Gamma Knife radiosurgery was a well-tolerated and initially effective therapy in the management of patients with sarcomatous intracranial metastases. However, many patients, including those who also received fractionated whole-brain radiotherapy, developed progressive new brain disease.
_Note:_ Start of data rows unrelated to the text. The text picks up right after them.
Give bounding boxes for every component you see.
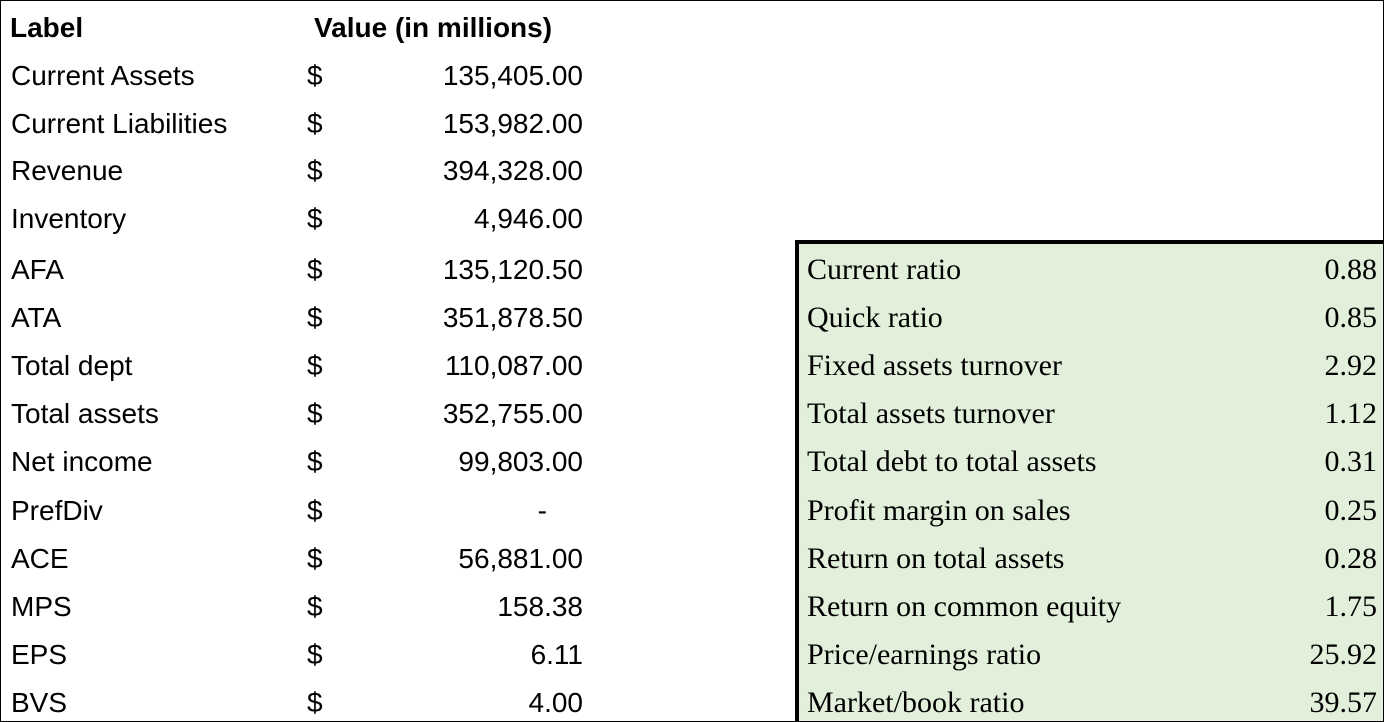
currency: $: [307, 398, 323, 430]
row-label: Current Liabilities: [11, 107, 228, 139]
currency: $: [307, 254, 323, 285]
header-value: Value (in millions): [314, 12, 553, 43]
ratio-label: Current ratio: [807, 253, 962, 286]
ratio-value: 0.25: [1324, 493, 1378, 527]
currency: $: [307, 638, 323, 670]
row-value: 110,087.00: [444, 350, 583, 382]
row-value: 394,328.00: [442, 155, 583, 187]
currency: $: [307, 350, 323, 382]
row-value: 352,755.00: [442, 398, 583, 430]
ratio-value: 0.85: [1324, 301, 1378, 335]
currency: $: [307, 494, 323, 526]
ratio-label: Fixed assets turnover: [807, 349, 1062, 383]
ratio-value: 0.28: [1324, 541, 1378, 575]
row-label: PrefDiv: [11, 494, 103, 526]
row-label: MPS: [11, 590, 72, 622]
currency: $: [307, 302, 323, 334]
row-label: AFA: [11, 254, 64, 285]
row-value: 135,405.00: [442, 60, 583, 91]
ratio-label: Total debt to total assets: [807, 445, 1097, 479]
ratio-label: Market/book ratio: [807, 685, 1025, 719]
row-value: 99,803.00: [458, 446, 583, 478]
ratio-label: Total assets turnover: [807, 397, 1055, 431]
ratio-label: Price/earnings ratio: [807, 637, 1042, 671]
ratio-label: Quick ratio: [807, 301, 943, 335]
row-label: Revenue: [11, 155, 124, 187]
row-label: Total assets: [11, 398, 159, 430]
ratio-label: Return on common equity: [807, 589, 1122, 623]
row-label: BVS: [11, 686, 68, 718]
row-value: 153,982.00: [442, 107, 583, 139]
ratio-value: 0.31: [1324, 445, 1378, 479]
ratio-value: 25.92: [1309, 637, 1378, 671]
currency: $: [307, 542, 323, 574]
ratio-label: Profit margin on sales: [807, 493, 1071, 527]
row-value: -: [537, 494, 547, 526]
row-label: Net income: [11, 446, 153, 478]
ratio-value: 2.92: [1324, 349, 1378, 383]
currency: $: [307, 686, 323, 718]
row-value: 158.38: [497, 590, 583, 622]
ratio-panel: [795, 240, 1383, 721]
currency: $: [307, 107, 323, 139]
row-value: 4,946.00: [474, 203, 583, 235]
row-value: 56,881.00: [458, 542, 583, 574]
header-label: Label: [10, 12, 84, 43]
ratio-value: 1.75: [1324, 589, 1378, 623]
row-label: Inventory: [11, 203, 127, 235]
row-value: 4.00: [528, 686, 584, 718]
row-label: ACE: [11, 542, 69, 574]
row-value: 6.11: [530, 638, 583, 670]
row-label: ATA: [11, 302, 62, 334]
currency: $: [307, 60, 323, 91]
row-value: 135,120.50: [442, 254, 583, 285]
ratio-value: 0.88: [1324, 253, 1378, 286]
currency: $: [307, 446, 323, 478]
currency: $: [307, 590, 323, 622]
row-value: 351,878.50: [442, 302, 583, 334]
row-label: Current Assets: [11, 60, 195, 91]
ratio-value: 39.57: [1309, 685, 1378, 719]
ratio-value: 1.12: [1324, 397, 1378, 431]
row-label: EPS: [11, 638, 68, 670]
currency: $: [307, 203, 323, 235]
ratio-label: Return on total assets: [807, 541, 1065, 575]
row-label: Total dept: [11, 350, 133, 382]
currency: $: [307, 155, 323, 187]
确定伽玛刀立体定向放射外科(GKSRS)治疗颅内肉瘤转移患者的适应证和结果。
研究了 21 例接受放射外科治疗 60 例颅内肉瘤转移瘤(54 例实质内和 6 例硬脑膜内)的患者的数据。9 例患者行单一肿瘤放射外科治疗,12 例患者行多发肿瘤放射外科治疗。主要病理类型为转移性平滑肌肉瘤(4 例)、骨肉瘤(3 例)、软组织肉瘤(5 例)、软骨肉瘤(2 例)、腺泡状软组织肉瘤(2 例)和横纹肌肉瘤、尤文肉瘤、脂肪肉瘤、神经纤维肉瘤和滑膜肉瘤(各 1 例)。20 例患者接受了多模式治疗其原发性肿瘤,1 例患者无全身疾病证据。肿瘤平均体积为 6.2cm3(范围,0.07-40.9cm3),给予中位边缘剂量 16Gy。3 例患者在 SRS 前接受分次全脑放疗后仍出现颅内进展性疾病。
局部肿瘤控制率为 88%(包括接受增敏、 upfront 和挽救性 SRS 的患者)。7 例患者出现新的远处脑转移(33%)。颅内转移诊断后的中位生存时间为 16 个月,1 年生存率为 61%。
伽玛刀放射外科治疗是治疗颅内肉瘤转移患者的一种耐受良好且初始有效的治疗方法。然而,许多患者,包括那些还接受了分次全脑放疗的患者,出现了新的进展性脑疾病。